Justifiable.
There are a lot more degrees of freedom in world models.
LLMs are fundamentally capped because they only learn from static text -- human communications about the world -- rather than from the world itself, which is why they can remix existing ideas but find it all but impossible to produce genuinely novel discoveries or inventions. A well-funded and well-run startup building physical world models (grounded in spatiotemporal understanding, not just language patterns) would be attacking what I see as the actual bottleneck to AGI. Even if they succeed only partially, they may unlock the kind of generalization and creative spark that current LLMs structurally can't reach.
The sum of human knowledge is more than enough to come up with innovative ideas and not every field is working directly with the physical world. Still I would say there's enough information in the written history to create virtual simulation of 3d world with all ohysical laws applying (to a certain degree because computation is limited).
What current LLMs lack is inner motivation to create something on their own without being prompted. To think in their free time (whatever that means for batch, on demand processing), to reflect and learn, eventually to self modify.
I have a simple brain, limited knowledge, limited attention span, limited context memory. Yet I create stuff based what I see, read online. Nothing special, sometimes more based on someone else's project, sometimes on my own ideas which I have no doubt aren't that unique among 8 billions of other people. Yet consulting with AI provides me with more ideas applicable to my current vision of what I want to achieve. Sure it's mostly based on generally known (not always known to me) good practices. But my thoughts are the same way, only more limited by what I have slowly learned so far in my life.

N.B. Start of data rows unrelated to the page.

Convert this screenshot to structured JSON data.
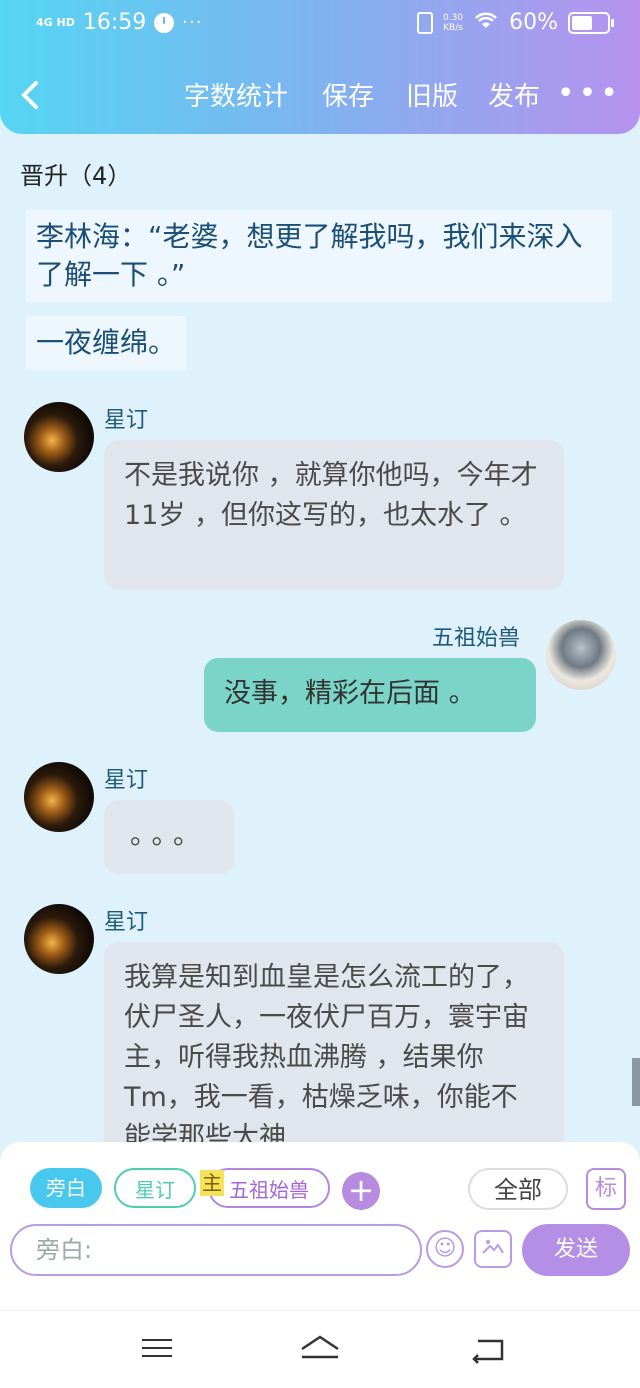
{
  "status_bar": {
    "signal": "4G HD",
    "time": "16:59",
    "more": "···",
    "net_speed": "0.30\nKB/s",
    "battery": "60%"
  },
  "toolbar": {
    "back": "<",
    "word_count": "字数统计",
    "save": "保存",
    "old_version": "旧版",
    "publish": "发布",
    "more": "•••"
  },
  "chapter_title": "晋升（4）",
  "narration": [
    "李林海：“老婆，想更了解我吗，我们来深入了解一下 。”",
    "一夜缠绵。"
  ],
  "messages": [
    {
      "sender": "星订",
      "text": "不是我说你 ，就算你他吗，今年才11岁 ，但你这写的，也太水了 。"
    },
    {
      "sender": "五祖始兽",
      "text": "没事，精彩在后面 。"
    },
    {
      "sender": "星订",
      "text": "。。。"
    },
    {
      "sender": "星订",
      "text": "我算是知到血皇是怎么流工的了，伏尸圣人，一夜伏尸百万，寰宇宙主，听得我热血沸腾 ，结果你Tm，我一看，枯燥乏味，你能不能学那些大神"
    }
  ],
  "roles": {
    "narration": "旁白",
    "xingding": "星订",
    "main_tag": "主",
    "wuzu": "五祖始兽",
    "add": "+",
    "all": "全部",
    "mark": "标"
  },
  "composer": {
    "placeholder": "旁白:",
    "send": "发送"
  },
  "colors": {
    "header_start": "#55d6f2",
    "header_end": "#b792ee",
    "my_bubble": "#7ad5c8",
    "accent": "#b58fe6"
  }
}
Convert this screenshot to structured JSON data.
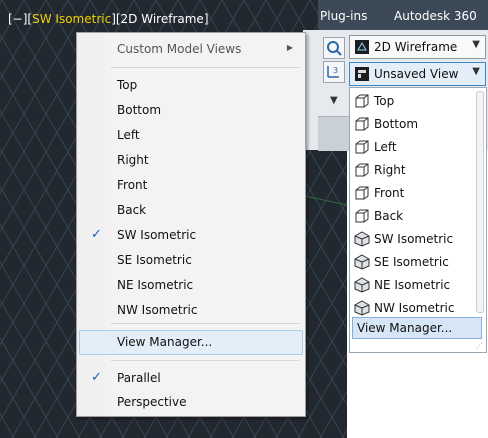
{
  "viewport": {
    "label_prefix": "[−][",
    "label_view": "SW Isometric",
    "label_suffix": "][2D Wireframe]"
  },
  "ribbon": {
    "tabs": [
      "Plug-ins",
      "Autodesk 360"
    ]
  },
  "visual_style_combo": {
    "value": "2D Wireframe",
    "icon": "2d-wireframe-icon"
  },
  "view_combo": {
    "value": "Unsaved View",
    "icon": "unsaved-view-icon"
  },
  "view_list": {
    "items": [
      {
        "label": "Top",
        "icon": "view-cube-top-icon"
      },
      {
        "label": "Bottom",
        "icon": "view-cube-bottom-icon"
      },
      {
        "label": "Left",
        "icon": "view-cube-left-icon"
      },
      {
        "label": "Right",
        "icon": "view-cube-right-icon"
      },
      {
        "label": "Front",
        "icon": "view-cube-front-icon"
      },
      {
        "label": "Back",
        "icon": "view-cube-back-icon"
      },
      {
        "label": "SW Isometric",
        "icon": "iso-sw-icon"
      },
      {
        "label": "SE Isometric",
        "icon": "iso-se-icon"
      },
      {
        "label": "NE Isometric",
        "icon": "iso-ne-icon"
      },
      {
        "label": "NW Isometric",
        "icon": "iso-nw-icon"
      }
    ],
    "manager": "View Manager..."
  },
  "context_menu": {
    "custom_views": "Custom Model Views",
    "views": [
      {
        "label": "Top",
        "checked": false
      },
      {
        "label": "Bottom",
        "checked": false
      },
      {
        "label": "Left",
        "checked": false
      },
      {
        "label": "Right",
        "checked": false
      },
      {
        "label": "Front",
        "checked": false
      },
      {
        "label": "Back",
        "checked": false
      },
      {
        "label": "SW Isometric",
        "checked": true
      },
      {
        "label": "SE Isometric",
        "checked": false
      },
      {
        "label": "NE Isometric",
        "checked": false
      },
      {
        "label": "NW Isometric",
        "checked": false
      }
    ],
    "manager": "View Manager...",
    "projection": [
      {
        "label": "Parallel",
        "checked": true
      },
      {
        "label": "Perspective",
        "checked": false
      }
    ],
    "check_glyph": "✓"
  },
  "colors": {
    "viewport_bg": "#222830",
    "label_highlight": "#f0d000",
    "accent": "#1a5fb4"
  }
}
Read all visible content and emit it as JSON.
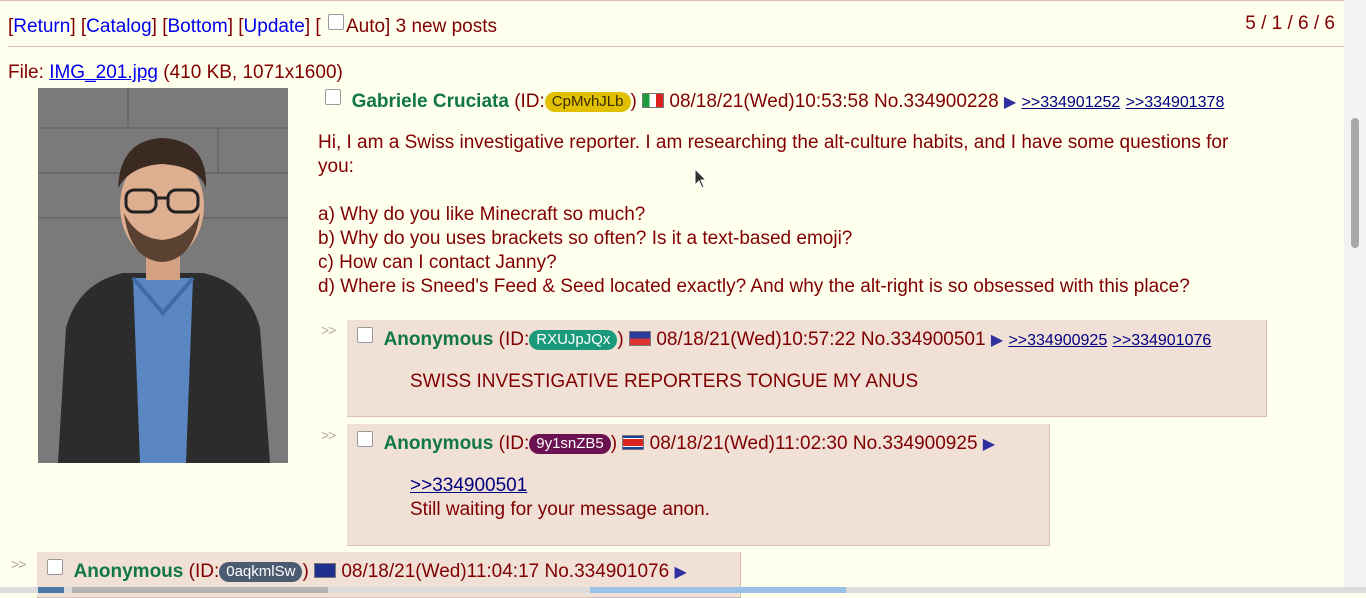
{
  "nav": {
    "return_label": "Return",
    "catalog_label": "Catalog",
    "bottom_label": "Bottom",
    "update_label": "Update",
    "auto_label": "Auto",
    "new_posts": "3 new posts",
    "stats": "5 / 1 / 6 / 6"
  },
  "file": {
    "prefix": "File:",
    "name": "IMG_201.jpg",
    "meta": "(410 KB, 1071x1600)"
  },
  "op": {
    "name": "Gabriele Cruciata",
    "id_prefix": "(ID:",
    "id": "CpMvhJLb",
    "id_suffix": ")",
    "datetime": "08/18/21(Wed)10:53:58",
    "number": "No.334900228",
    "backlinks": [
      ">>334901252",
      ">>334901378"
    ],
    "message_lines": [
      "Hi, I am a Swiss investigative reporter. I am researching the alt-culture habits, and I have some questions for",
      "you:",
      "",
      "a) Why do you like Minecraft so much?",
      "b) Why do you uses brackets so often? Is it a text-based emoji?",
      "c) How can I contact Janny?",
      "d) Where is Sneed's Feed & Seed located exactly? And why the alt-right is so obsessed with this place?"
    ]
  },
  "replies": [
    {
      "name": "Anonymous",
      "id_prefix": "(ID:",
      "id": "RXUJpJQx",
      "id_suffix": ")",
      "datetime": "08/18/21(Wed)10:57:22",
      "number": "No.334900501",
      "backlinks": [
        ">>334900925",
        ">>334901076"
      ],
      "quote": "",
      "message": "SWISS INVESTIGATIVE REPORTERS TONGUE MY ANUS"
    },
    {
      "name": "Anonymous",
      "id_prefix": "(ID:",
      "id": "9y1snZB5",
      "id_suffix": ")",
      "datetime": "08/18/21(Wed)11:02:30",
      "number": "No.334900925",
      "backlinks": [],
      "quote": ">>334900501",
      "message": "Still waiting for your message anon."
    },
    {
      "name": "Anonymous",
      "id_prefix": "(ID:",
      "id": "0aqkmlSw",
      "id_suffix": ")",
      "datetime": "08/18/21(Wed)11:04:17",
      "number": "No.334901076",
      "backlinks": [],
      "quote": "",
      "message": ""
    }
  ],
  "side_arrows": ">>",
  "arrow_glyph": "▶",
  "colors": {
    "page_bg": "#ffffee",
    "reply_bg": "#f0e0d6",
    "text": "#800000",
    "name": "#117743",
    "id_badge_op": "#e0c000",
    "id_badge_1": "#1a9a7a",
    "id_badge_2": "#6b1050",
    "id_badge_3": "#4b5b72"
  },
  "icons": {
    "op_flag": "italy-flag-icon",
    "reply1_flag": "region-flag-icon",
    "reply2_flag": "north-korea-flag-icon",
    "reply3_flag": "australia-flag-icon",
    "post_menu": "post-menu-arrow-icon"
  }
}
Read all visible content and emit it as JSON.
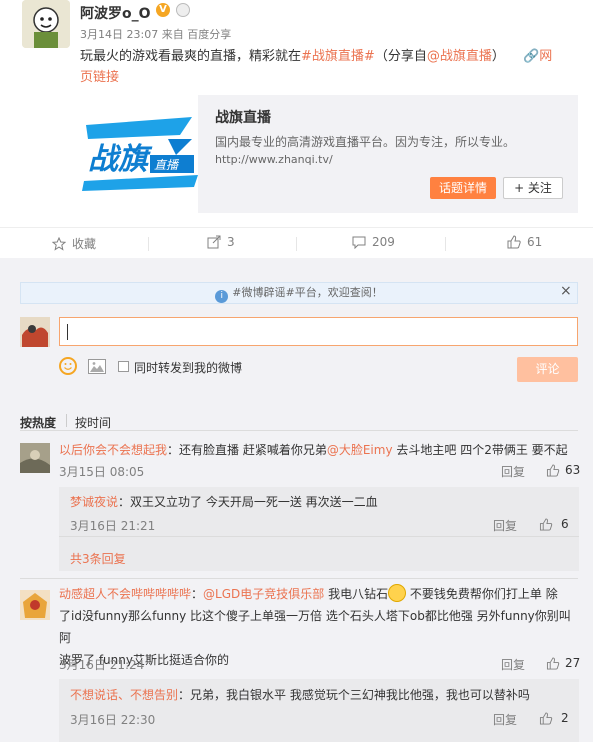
{
  "post": {
    "username": "阿波罗o_O",
    "verified_badge": "V",
    "time": "3月14日 23:07",
    "source": "来自 百度分享",
    "text_prefix": "玩最火的游戏看最爽的直播，精彩就在",
    "topic": "#战旗直播#",
    "text_mid": "（分享自",
    "share_from": "@战旗直播",
    "text_suffix": "）",
    "web_link_line1": "网",
    "web_link_line2": "页链接"
  },
  "card": {
    "logo_text": "战旗",
    "logo_sub": "直播",
    "title": "战旗直播",
    "description": "国内最专业的高清游戏直播平台。因为专注，所以专业。",
    "url": "http://www.zhanqi.tv/",
    "topic_button": "话题详情",
    "follow_button": "+ 关注"
  },
  "actions": {
    "favorite": "收藏",
    "forward": "3",
    "comment": "209",
    "like": "61"
  },
  "comment_box": {
    "notice": "#微博辟谣#平台，欢迎查阅！",
    "close": "×",
    "repost_label": "同时转发到我的微博",
    "submit": "评论"
  },
  "sort": {
    "hot": "按热度",
    "time": "按时间"
  },
  "comments": [
    {
      "user": "以后你会不会想起我",
      "text": "：还有脸直播  赶紧喊着你兄弟@大脸Eimy  去斗地主吧  四个2带俩王  要不起",
      "mention": "@大脸Eimy",
      "time": "3月15日 08:05",
      "reply": "回复",
      "likes": "63",
      "sub": {
        "user": "梦诚夜说",
        "text": "：双王又立功了 今天开局一死一送 再次送一二血",
        "time": "3月16日 21:21",
        "reply": "回复",
        "likes": "6"
      },
      "more": "共3条回复"
    },
    {
      "user": "动感超人不会哔哔哔哔哔",
      "text_line1_pre": "：",
      "mention": "@LGD电子竞技俱乐部",
      "text_line1_mid": " 我电八钻石",
      "text_line1_post": " 不要钱免费帮你们打上单  除",
      "text_line2": "了id没funny那么funny 比这个傻子上单强一万倍  选个石头人塔下ob都比他强  另外funny你别叫阿",
      "text_line3": "波罗了 funny艾斯比挺适合你的",
      "time": "3月16日 21:24",
      "reply": "回复",
      "likes": "27",
      "sub": {
        "user": "不想说话、不想告别",
        "text": "：兄弟，我白银水平 我感觉玩个三幻神我比他强，我也可以替补吗",
        "time": "3月16日 22:30",
        "reply": "回复",
        "likes": "2"
      }
    }
  ]
}
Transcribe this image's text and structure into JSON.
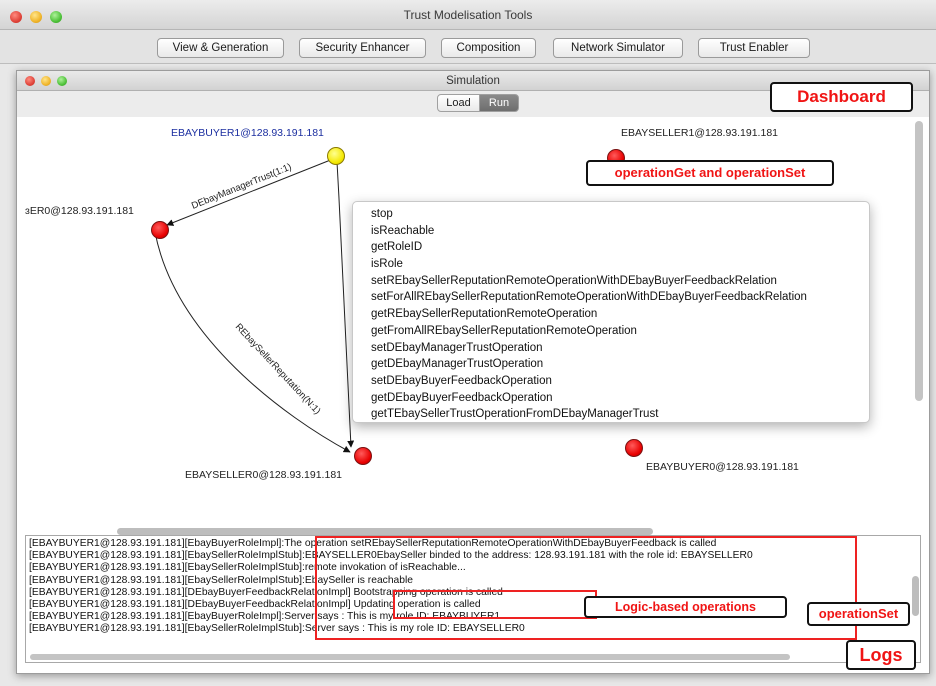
{
  "app": {
    "title": "Trust Modelisation Tools"
  },
  "toolbar": {
    "buttons": [
      "View & Generation",
      "Security Enhancer",
      "Composition",
      "Network Simulator",
      "Trust Enabler"
    ]
  },
  "simulation": {
    "title": "Simulation",
    "segments": {
      "load": "Load",
      "run": "Run"
    }
  },
  "graph": {
    "nodes": {
      "buyer1": "EBAYBUYER1@128.93.191.181",
      "seller1": "EBAYSELLER1@128.93.191.181",
      "manager0": "ɜER0@128.93.191.181",
      "seller0": "EBAYSELLER0@128.93.191.181",
      "buyer0": "EBAYBUYER0@128.93.191.181"
    },
    "edges": {
      "manager_trust": "DEbayManagerTrust(1:1)",
      "seller_reputation": "REbaySellerReputation(N:1)"
    }
  },
  "popup": {
    "items": [
      "stop",
      "isReachable",
      "getRoleID",
      "isRole",
      "setREbaySellerReputationRemoteOperationWithDEbayBuyerFeedbackRelation",
      "setForAllREbaySellerReputationRemoteOperationWithDEbayBuyerFeedbackRelation",
      "getREbaySellerReputationRemoteOperation",
      "getFromAllREbaySellerReputationRemoteOperation",
      "setDEbayManagerTrustOperation",
      "getDEbayManagerTrustOperation",
      "setDEbayBuyerFeedbackOperation",
      "getDEbayBuyerFeedbackOperation",
      "getTEbaySellerTrustOperationFromDEbayManagerTrust"
    ]
  },
  "logs": {
    "lines": [
      "[EBAYBUYER1@128.93.191.181][EbayBuyerRoleImpl]:The operation setREbaySellerReputationRemoteOperationWithDEbayBuyerFeedback is called",
      "[EBAYBUYER1@128.93.191.181][EbaySellerRoleImplStub]:EBAYSELLER0EbaySeller binded to the address: 128.93.191.181 with the role id: EBAYSELLER0",
      "[EBAYBUYER1@128.93.191.181][EbaySellerRoleImplStub]:remote invokation of isReachable...",
      "[EBAYBUYER1@128.93.191.181][EbaySellerRoleImplStub]:EbaySeller is reachable",
      "[EBAYBUYER1@128.93.191.181][DEbayBuyerFeedbackRelationImpl] Bootstrapping operation is called",
      "[EBAYBUYER1@128.93.191.181][DEbayBuyerFeedbackRelationImpl] Updating operation is called",
      "[EBAYBUYER1@128.93.191.181][EbayBuyerRoleImpl]:Server says : This is my role ID: EBAYBUYER1",
      "[EBAYBUYER1@128.93.191.181][EbaySellerRoleImplStub]:Server says : This is my role ID: EBAYSELLER0"
    ]
  },
  "callouts": {
    "dashboard": "Dashboard",
    "operation_get_set": "operationGet and operationSet",
    "operation_set": "operationSet",
    "logic_based": "Logic-based operations",
    "logs": "Logs"
  },
  "colors": {
    "callout_text": "#f01414",
    "node_red": "#e80000",
    "node_yellow": "#f4e800"
  }
}
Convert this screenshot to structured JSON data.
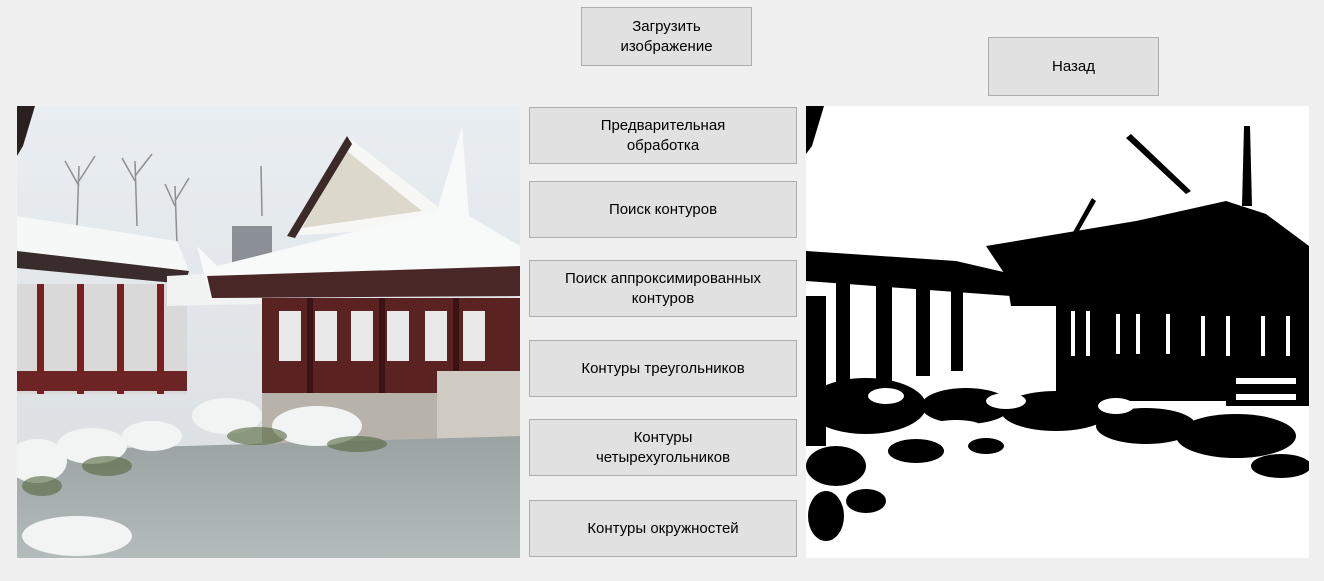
{
  "buttons": {
    "load": "Загрузить\nизображение",
    "back": "Назад",
    "preprocess": "Предварительная\nобработка",
    "contours": "Поиск контуров",
    "approx": "Поиск аппроксимированных\nконтуров",
    "triangles": "Контуры треугольников",
    "quads": "Контуры\nчетырехугольников",
    "circles": "Контуры окружностей"
  },
  "images": {
    "original": {
      "content": "snow-covered Chinese pavilion with frozen pond (color photo)"
    },
    "processed": {
      "content": "binarized black-and-white version of the pavilion photo"
    }
  },
  "colors": {
    "window_bg": "#f0f0f0",
    "button_bg": "#e1e1e1",
    "button_border": "#adadad"
  }
}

I don't understand this view. How I see it the fundamental bottleneck to AGI is continual learning and backpropagation. Models today are static, and human brains don't learn or adapt themselves with anything close to backpropagation. World models don't solve any of these problems; they are fundamentally the same kind of deep learning architectures we are used to work with. Heck, if you think learning from the world itself is the bottleneck, you can just put a vision-action LLM on a reinforcement learning loop in a robotic/simulated body.
Honestly, how do people who know so little have this much confidence to post here?
I have a pet peeve with the concept of "a genuinely novel discovery or invention", what do you imagine this to be? Can you point me towards a discovery or invention that was "genuinely novel", ever?
I don't think it makes sense conceptually unless you're literally referring to discovering new physical things like elements or something.
Humans are remixers of ideas. That's all we do all the time. Our thoughts and actions are dictated by our environment and memories; everything must necessarily be built up from pre-existing parts.
Whether it is text or an image, it is just bits for a computer. A token can represent anything.
The term LLM is confusing your point because VLMs belong to the same bin according to Yann.
Using the term autoregressive models instead might help.
why LLMs (transformers trained on multimodal token sequences, potentially containing spatiotemporal information) can't be a world model?
There will be no "unlocking of AGI" until we develop a new science capable of artificial comprehension. Comprehension is the cornucopia that produces everything we are, given raw stimulus an entire communicating Universe is generated with a plethora of highly advanceds predator/prey characters in an infinitely complex dynamic, and human science and technology have no lead how to artificially make sense of that in a simultaneous unifying whole. That's comprehension.
A lot more justifiable than say, Thinking Machines at least. But we will "see".
World models and vision seems like a great use case for robotics which I can imagine that being the main driver of AMI.
Was Alphago's move 37 original?
In the last step of training LLMs, reinforcement learning from verified rewards, LLMs are trained to maximize the probability of solving problems using their own output, depending on a reward signal akin to winning in Go. It's not just imitating human written text.
Fwiw, I agree that world models and some kind of learning from interacting with physical reality, rather than massive amounts of digitized gym environments is likely necessary for a breakthrough for AGI.